The spare bed in Bryony's bedroom is so hidden under an avalanche of clutter that if you didn't know, you'd never suspect there was a bed under there at all. When Dommie sleeps over, the girls usually just haul everything off it and then dump it all back on the next morning. Sometimes they don't bother, and the two of them curl up on the floor in a pile of sleeping bags instead. Bryony takes a step towards the puffy rubbish dump of a bed and notices that her hockey stick is buried within the madness.
Jeez, I haven't played hockey since last year.
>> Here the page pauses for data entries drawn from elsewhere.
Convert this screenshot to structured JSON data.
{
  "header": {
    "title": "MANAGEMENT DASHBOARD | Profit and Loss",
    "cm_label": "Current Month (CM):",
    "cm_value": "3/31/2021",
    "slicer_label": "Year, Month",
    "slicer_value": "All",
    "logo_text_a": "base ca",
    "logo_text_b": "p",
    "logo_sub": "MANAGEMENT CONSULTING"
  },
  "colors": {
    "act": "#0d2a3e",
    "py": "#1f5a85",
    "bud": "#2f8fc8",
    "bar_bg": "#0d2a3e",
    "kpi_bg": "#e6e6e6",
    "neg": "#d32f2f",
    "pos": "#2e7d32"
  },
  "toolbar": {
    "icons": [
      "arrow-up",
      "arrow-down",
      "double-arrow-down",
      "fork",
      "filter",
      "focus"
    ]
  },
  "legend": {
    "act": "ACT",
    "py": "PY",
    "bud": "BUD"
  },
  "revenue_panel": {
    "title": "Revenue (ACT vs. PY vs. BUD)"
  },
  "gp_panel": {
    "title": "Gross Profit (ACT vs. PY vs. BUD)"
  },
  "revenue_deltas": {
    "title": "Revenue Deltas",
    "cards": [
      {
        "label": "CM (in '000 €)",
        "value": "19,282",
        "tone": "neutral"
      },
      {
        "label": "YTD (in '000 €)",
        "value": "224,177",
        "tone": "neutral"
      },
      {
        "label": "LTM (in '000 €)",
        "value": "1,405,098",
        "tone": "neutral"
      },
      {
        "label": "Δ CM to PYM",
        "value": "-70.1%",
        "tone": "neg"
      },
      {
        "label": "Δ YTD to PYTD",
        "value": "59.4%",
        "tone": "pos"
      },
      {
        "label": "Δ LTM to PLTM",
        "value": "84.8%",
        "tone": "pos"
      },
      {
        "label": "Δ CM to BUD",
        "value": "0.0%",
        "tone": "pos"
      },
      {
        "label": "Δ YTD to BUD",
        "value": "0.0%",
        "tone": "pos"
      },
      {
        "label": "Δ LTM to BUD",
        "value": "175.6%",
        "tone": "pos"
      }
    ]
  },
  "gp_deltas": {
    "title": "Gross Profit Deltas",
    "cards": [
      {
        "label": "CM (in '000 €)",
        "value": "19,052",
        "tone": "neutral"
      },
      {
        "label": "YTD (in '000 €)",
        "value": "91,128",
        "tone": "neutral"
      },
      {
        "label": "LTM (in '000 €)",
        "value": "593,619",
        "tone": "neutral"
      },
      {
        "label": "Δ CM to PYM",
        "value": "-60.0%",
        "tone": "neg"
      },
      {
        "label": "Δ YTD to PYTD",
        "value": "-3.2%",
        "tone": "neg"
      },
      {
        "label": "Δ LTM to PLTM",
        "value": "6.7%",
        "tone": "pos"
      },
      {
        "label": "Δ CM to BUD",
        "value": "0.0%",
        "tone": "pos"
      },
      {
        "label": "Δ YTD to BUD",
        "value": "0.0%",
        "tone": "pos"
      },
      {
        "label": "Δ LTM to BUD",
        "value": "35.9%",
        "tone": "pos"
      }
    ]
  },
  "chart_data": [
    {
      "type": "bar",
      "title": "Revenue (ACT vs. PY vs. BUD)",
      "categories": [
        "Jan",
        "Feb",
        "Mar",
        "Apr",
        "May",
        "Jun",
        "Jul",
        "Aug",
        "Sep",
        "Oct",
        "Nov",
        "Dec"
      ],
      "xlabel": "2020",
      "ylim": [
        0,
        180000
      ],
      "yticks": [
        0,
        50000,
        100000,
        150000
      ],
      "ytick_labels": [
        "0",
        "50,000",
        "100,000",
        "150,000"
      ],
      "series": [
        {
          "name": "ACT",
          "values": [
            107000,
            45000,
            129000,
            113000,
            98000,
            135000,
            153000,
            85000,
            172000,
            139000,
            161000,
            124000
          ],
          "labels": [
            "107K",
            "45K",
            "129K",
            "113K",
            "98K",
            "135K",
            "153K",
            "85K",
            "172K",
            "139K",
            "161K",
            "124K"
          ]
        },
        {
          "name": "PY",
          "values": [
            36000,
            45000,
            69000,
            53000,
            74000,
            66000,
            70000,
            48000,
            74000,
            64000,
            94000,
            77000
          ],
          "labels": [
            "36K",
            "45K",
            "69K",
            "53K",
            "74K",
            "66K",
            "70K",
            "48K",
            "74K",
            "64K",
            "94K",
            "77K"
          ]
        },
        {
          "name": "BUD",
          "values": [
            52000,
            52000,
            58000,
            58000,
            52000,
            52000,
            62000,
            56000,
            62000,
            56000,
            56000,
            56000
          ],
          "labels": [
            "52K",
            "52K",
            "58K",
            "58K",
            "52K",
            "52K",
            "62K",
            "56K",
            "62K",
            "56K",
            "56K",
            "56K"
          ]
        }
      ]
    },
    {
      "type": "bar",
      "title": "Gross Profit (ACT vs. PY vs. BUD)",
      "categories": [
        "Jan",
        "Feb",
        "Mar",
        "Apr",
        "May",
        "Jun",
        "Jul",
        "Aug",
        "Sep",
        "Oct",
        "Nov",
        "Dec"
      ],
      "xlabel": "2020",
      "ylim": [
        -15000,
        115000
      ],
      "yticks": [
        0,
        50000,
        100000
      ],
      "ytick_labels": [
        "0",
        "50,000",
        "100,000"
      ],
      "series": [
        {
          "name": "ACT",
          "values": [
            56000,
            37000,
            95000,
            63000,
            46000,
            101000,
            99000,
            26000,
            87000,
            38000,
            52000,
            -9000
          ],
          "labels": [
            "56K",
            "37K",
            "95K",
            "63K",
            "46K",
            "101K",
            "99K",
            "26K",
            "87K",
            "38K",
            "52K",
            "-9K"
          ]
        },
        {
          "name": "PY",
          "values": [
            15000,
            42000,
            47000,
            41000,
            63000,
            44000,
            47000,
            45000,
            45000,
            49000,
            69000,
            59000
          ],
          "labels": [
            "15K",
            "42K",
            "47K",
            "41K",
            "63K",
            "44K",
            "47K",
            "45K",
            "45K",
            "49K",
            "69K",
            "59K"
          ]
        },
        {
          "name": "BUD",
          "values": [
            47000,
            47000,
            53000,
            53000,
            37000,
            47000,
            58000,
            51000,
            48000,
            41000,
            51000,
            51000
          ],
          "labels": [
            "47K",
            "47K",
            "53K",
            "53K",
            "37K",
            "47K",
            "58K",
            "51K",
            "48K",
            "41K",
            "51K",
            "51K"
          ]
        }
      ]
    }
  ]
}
“Staring at it isn't going to get the job done.”

Bryony turns to see Adele standing in the doorway with a pile of clean bedding in her arms. Over the top of the blue duvet cover with the cherries printed on it, her eyes are finally sunglasses-free and more burnt-looking than ever. Bryony wishes that her mother would suddenly smile because, although she knows that Adele used to smile quite a lot, she can't seem to remember what she looks like when she does.